Landry v. Meligan

CULPEPPER, Judge,

dissenting in part.

I agree with the majority opinion that the plaintiff was negligent in stopping his automobile on the main traveled portion *785of the highway at night. However, I do not agree that the defendant was negligent in failing to see the stalled vehicle in time to avoid the accident.

I agree with the majority that the record supports defendants’ version of the accident. Defendant testified that as he approached plaintiffs stalled vehicle he could see nothing until he suddenly saw the plaintiff run from the left rear of the automobile toward the right shoulder of the highway. It is apparent that the plaintiff had been standing in front of his left taillight and the evidence shows that this was the only taillight which was in operation.

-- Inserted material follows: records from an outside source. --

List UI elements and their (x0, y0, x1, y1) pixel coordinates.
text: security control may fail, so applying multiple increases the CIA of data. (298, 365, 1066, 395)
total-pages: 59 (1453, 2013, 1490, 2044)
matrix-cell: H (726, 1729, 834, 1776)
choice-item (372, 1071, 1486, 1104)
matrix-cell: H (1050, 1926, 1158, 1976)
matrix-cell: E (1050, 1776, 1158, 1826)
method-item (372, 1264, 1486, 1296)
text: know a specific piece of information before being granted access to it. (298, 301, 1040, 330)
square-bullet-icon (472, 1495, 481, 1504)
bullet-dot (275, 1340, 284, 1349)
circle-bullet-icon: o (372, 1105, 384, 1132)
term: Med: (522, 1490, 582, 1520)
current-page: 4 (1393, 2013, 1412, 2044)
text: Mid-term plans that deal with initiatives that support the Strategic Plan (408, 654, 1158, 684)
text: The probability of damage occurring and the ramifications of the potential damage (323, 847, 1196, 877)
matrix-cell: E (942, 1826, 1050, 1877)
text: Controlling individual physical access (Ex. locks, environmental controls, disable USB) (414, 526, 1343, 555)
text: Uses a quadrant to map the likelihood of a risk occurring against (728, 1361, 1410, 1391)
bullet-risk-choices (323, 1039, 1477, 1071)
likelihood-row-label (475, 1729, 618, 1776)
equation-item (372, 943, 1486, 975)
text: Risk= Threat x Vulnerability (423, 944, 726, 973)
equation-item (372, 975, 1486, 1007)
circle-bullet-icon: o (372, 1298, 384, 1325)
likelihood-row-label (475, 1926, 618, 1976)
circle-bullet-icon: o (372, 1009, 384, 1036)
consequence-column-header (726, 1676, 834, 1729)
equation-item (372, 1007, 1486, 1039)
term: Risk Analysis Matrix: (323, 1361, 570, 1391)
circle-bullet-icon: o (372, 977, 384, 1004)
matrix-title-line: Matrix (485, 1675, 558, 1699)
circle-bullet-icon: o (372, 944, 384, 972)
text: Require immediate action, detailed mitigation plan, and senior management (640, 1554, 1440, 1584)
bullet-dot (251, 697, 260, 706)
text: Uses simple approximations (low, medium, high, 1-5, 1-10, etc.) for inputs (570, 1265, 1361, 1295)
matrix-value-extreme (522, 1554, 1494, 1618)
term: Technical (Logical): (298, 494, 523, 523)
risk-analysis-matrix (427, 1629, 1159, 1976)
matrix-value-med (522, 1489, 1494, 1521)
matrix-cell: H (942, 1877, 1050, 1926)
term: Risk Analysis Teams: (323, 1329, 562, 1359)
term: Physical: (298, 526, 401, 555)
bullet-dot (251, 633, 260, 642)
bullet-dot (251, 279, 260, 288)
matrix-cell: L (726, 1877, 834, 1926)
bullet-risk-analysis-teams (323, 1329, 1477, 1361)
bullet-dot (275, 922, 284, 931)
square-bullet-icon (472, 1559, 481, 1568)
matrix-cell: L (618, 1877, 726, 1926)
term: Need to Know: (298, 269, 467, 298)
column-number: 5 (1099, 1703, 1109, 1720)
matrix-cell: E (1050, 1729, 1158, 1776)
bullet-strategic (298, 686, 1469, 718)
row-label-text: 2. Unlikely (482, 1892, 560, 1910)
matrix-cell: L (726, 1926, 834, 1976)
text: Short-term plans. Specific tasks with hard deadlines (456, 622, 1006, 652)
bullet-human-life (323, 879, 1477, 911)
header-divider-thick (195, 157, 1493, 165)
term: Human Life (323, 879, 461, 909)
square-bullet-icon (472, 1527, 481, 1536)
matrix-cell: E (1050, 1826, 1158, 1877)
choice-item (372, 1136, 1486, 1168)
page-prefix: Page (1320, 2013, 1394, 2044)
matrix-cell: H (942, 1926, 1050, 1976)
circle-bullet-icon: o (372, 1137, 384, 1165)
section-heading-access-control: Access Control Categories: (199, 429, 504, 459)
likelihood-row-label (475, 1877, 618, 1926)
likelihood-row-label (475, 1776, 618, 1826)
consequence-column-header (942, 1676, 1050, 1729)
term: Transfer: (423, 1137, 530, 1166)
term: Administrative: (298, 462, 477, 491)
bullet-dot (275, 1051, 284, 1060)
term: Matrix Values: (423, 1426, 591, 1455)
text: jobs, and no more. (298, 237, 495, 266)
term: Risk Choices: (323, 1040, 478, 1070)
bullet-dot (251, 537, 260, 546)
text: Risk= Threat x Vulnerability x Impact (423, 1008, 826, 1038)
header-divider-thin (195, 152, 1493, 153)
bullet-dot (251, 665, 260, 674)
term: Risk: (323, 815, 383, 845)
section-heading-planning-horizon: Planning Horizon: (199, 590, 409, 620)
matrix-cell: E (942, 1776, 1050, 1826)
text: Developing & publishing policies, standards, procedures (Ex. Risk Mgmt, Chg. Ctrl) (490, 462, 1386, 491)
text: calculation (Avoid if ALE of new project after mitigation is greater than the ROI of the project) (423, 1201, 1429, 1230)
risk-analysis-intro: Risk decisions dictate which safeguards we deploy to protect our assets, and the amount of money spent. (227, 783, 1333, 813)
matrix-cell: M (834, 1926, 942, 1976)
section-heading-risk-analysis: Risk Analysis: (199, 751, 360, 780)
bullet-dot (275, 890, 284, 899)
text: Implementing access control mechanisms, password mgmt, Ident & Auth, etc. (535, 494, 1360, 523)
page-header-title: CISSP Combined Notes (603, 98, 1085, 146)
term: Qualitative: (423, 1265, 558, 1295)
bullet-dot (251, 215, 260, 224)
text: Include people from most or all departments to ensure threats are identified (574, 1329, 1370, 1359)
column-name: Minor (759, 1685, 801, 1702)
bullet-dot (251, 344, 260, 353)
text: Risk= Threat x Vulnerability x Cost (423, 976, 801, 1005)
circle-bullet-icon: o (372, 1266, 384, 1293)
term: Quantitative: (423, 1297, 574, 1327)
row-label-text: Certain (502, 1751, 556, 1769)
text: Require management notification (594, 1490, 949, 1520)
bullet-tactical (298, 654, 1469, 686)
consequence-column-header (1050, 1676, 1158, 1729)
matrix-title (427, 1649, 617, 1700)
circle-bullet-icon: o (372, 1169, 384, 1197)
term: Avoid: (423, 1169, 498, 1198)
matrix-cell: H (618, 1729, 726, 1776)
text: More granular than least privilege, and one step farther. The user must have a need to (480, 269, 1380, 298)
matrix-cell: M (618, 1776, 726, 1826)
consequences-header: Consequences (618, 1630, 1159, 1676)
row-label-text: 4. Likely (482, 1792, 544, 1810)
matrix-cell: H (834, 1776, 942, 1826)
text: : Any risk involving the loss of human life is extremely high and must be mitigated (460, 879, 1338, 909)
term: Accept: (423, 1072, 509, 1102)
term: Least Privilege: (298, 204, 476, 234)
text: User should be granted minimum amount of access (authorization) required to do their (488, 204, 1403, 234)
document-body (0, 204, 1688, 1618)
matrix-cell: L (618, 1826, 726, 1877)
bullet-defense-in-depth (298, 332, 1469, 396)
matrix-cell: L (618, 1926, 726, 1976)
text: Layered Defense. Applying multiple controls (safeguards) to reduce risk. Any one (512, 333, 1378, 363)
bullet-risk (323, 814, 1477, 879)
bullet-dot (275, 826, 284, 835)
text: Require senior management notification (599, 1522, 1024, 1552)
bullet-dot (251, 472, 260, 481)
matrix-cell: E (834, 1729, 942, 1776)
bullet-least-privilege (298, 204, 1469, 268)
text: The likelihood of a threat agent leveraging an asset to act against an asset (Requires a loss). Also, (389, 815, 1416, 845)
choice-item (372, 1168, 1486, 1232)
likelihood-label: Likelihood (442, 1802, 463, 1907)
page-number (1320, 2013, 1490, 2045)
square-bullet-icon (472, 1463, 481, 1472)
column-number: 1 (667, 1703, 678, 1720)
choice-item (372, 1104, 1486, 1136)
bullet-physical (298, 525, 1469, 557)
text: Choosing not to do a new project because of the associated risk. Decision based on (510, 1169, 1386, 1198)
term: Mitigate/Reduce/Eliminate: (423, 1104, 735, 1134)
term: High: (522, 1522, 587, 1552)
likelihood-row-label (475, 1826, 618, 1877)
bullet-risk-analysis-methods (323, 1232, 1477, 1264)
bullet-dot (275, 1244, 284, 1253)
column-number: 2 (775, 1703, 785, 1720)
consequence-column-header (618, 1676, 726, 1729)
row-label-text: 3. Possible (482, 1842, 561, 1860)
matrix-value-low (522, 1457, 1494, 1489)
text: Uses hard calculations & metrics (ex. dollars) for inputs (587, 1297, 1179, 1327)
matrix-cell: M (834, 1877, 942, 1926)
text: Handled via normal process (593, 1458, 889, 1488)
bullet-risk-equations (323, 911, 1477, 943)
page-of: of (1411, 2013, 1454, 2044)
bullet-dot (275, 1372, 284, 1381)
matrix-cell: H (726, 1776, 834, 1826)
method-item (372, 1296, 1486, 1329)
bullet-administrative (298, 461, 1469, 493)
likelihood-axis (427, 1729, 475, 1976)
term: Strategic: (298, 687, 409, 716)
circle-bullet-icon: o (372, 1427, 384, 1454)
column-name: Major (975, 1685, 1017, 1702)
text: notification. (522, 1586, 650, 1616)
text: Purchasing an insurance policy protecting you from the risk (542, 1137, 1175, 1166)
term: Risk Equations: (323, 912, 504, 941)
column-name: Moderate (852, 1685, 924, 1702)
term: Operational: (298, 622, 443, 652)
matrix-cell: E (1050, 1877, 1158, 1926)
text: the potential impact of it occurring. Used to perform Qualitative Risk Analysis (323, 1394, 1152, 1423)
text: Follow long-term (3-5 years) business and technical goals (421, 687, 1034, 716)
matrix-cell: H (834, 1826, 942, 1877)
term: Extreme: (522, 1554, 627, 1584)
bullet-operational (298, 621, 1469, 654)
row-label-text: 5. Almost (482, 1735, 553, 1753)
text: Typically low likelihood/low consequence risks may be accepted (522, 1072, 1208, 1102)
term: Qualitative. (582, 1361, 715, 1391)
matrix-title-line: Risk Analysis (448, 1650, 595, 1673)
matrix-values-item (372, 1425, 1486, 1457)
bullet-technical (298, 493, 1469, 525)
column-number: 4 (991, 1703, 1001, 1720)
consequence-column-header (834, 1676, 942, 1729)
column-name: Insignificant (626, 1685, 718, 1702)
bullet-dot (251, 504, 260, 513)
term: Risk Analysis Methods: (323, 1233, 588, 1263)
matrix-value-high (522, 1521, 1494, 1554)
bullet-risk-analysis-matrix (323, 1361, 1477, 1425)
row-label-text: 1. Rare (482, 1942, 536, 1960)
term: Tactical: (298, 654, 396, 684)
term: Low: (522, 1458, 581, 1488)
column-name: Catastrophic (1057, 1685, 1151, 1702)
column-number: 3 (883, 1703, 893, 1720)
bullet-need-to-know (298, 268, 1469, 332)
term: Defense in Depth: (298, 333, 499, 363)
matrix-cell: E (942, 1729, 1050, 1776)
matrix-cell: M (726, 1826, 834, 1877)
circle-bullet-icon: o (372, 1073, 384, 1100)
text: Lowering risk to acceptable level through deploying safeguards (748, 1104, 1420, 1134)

Our jurisprudence is now established that on a main highway where the speed limit is 60 miles per hour a night motorist is not negligent for failing to see an unlighted vehicle which is stopped on the main traveled portion of the highway. See Driscoll v. Allstate Insurance Co., La.App., 223 So.2d 689 (4th Cir. 1969) and the many cases cited therein. Although this jurisprudence does not extend to a situation where the obstructing vehicle has lights in operation which should have been observed by the approaching motorist, Rowe v. Travelers Insurance Co., 253 La. 659, 219 So.2d 486 (1969), I think it should extend to the situation where the stalled automobile has only one taillight burning and this could not be seen because someone was standing in front of it. As far as the duty of the approaching motorist is concerned, there is no difference between a stalled vehicle with no taillights and one that has a light burning but its visibility is completely obscured.

For the reasons assigned, I dissent in part.

Rehearings denied.

CULPEPPER, J., votes to grant defendants application for rehearing but to deny plaintiff application.